1st Chief Justice of Texas
- In office December 16, 1836 – July 11, 1838
- Preceded by: Inaugural holder
- Succeeded by: John Birdsall

Senator from Brazoria District
- In office November 30, 1836 – December 16, 1836
- Preceded by: Inaugural holder
- Succeeded by: William Green Hill

Secretary of State of Texas
- Acting April 29, 1836 – May 23, 1836
- Preceded by: Samuel Price Carson
- Succeeded by: William Houston Jack

Delegate to the Convention of 1836 from Brazoria District
- In office February 1, 1836 – March 17, 1836

United States Attorney for the Western District of Tennessee
- In office 1829–1835
- Preceded by: Thomas H. Fletcher
- Succeeded by: William T. Brown

Personal details
- Born: 1802 Davidson County, Tennessee, U.S.
- Died: July 11, 1838 (aged 35–36) Galveston, Republic of Texas
- Resting place: Founders Memorial Cemetery

= James Collinsworth =

American judge

James Thompson Collinsworth (1802 – July 11, 1838) was an American-born Texan lawyer and politician prominent in early history of the Republic of Texas.

==Early life==
Collinsworth was born in Davidson County, Tennessee in 1802. His father, Edward Collinsworth, served in the American Revolutionary War and the War of 1812. His sister, Susan, married Mark R. Cockrill, a large planter known as the "Wool King of the World".

==Career==
Collinsworth served as the United States Attorney for the Western District of Tennessee.

Collinsworth served as a signer of the Texas Declaration of Independence, the first chief justice of the Supreme Court of the Republic of Texas, and as the acting Secretary of State of Texas.

Collinsworth was a candidate during the 1838 Republic of Texas presidential election against Mirabeau B. Lamar.

==Death and legacy==
On July 11, 1838, just days after his Presidential Campaign was reported, Collinsworth drowned after falling from a steamboat into Galveston Bay.
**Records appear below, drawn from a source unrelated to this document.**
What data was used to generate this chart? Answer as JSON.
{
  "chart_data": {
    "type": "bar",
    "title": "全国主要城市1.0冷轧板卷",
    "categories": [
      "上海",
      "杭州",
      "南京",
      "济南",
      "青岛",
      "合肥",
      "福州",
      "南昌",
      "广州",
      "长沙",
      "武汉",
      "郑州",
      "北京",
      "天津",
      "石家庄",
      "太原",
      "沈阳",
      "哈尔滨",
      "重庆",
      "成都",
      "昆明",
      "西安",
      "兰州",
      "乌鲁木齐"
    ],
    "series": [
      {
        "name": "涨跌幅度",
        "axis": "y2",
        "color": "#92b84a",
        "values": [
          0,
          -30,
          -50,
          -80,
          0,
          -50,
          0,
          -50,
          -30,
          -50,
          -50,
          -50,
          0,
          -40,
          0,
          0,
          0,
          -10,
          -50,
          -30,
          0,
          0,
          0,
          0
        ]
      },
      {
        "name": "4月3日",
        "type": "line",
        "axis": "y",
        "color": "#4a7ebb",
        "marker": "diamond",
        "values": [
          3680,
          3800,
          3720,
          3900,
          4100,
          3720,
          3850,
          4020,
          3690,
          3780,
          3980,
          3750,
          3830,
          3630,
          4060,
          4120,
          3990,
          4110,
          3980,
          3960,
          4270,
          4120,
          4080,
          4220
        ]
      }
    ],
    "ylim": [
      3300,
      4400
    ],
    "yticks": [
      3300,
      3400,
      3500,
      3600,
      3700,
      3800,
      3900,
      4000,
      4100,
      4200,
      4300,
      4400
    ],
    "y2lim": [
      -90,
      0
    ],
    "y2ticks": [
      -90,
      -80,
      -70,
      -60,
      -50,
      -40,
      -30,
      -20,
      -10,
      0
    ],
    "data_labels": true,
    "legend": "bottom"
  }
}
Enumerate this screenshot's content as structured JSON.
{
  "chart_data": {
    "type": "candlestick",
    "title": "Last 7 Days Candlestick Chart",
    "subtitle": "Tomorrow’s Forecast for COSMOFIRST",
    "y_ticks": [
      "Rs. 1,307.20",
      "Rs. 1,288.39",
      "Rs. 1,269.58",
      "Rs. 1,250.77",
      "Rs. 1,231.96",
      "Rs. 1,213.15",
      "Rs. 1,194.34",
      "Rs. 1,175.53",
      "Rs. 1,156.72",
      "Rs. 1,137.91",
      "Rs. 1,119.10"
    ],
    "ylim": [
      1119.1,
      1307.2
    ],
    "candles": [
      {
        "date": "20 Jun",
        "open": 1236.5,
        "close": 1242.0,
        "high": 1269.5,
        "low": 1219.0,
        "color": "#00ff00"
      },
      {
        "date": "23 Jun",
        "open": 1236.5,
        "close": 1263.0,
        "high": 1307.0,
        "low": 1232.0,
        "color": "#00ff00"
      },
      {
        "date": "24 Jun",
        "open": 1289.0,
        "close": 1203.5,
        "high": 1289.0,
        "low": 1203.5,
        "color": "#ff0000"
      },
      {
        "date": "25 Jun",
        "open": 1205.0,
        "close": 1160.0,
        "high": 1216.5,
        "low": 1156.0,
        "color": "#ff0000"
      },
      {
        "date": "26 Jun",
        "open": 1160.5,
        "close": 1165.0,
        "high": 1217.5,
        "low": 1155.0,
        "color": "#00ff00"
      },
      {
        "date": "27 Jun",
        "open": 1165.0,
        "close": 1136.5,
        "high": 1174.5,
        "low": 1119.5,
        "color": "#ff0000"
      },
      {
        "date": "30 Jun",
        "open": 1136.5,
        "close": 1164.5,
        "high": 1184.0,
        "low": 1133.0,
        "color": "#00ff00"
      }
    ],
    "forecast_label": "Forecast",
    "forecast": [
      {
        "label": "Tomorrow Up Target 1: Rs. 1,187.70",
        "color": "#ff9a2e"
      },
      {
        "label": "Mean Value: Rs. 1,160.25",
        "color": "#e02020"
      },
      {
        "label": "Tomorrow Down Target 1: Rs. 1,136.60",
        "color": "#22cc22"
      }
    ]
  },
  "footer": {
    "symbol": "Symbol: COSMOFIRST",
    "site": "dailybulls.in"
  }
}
It is usually suspected that he committed suicide. His body was found on Bolivar Peninsula and taken by boat upstream along Buffalo Bayou to Houston, where he lay in state at the Texas Capitol. He was interred at Founders Memorial Cemetery in Houston.

Collingsworth County, Texas and Collingsworth Street in Houston, were both posthumously named in his honor, even though both were misspelled.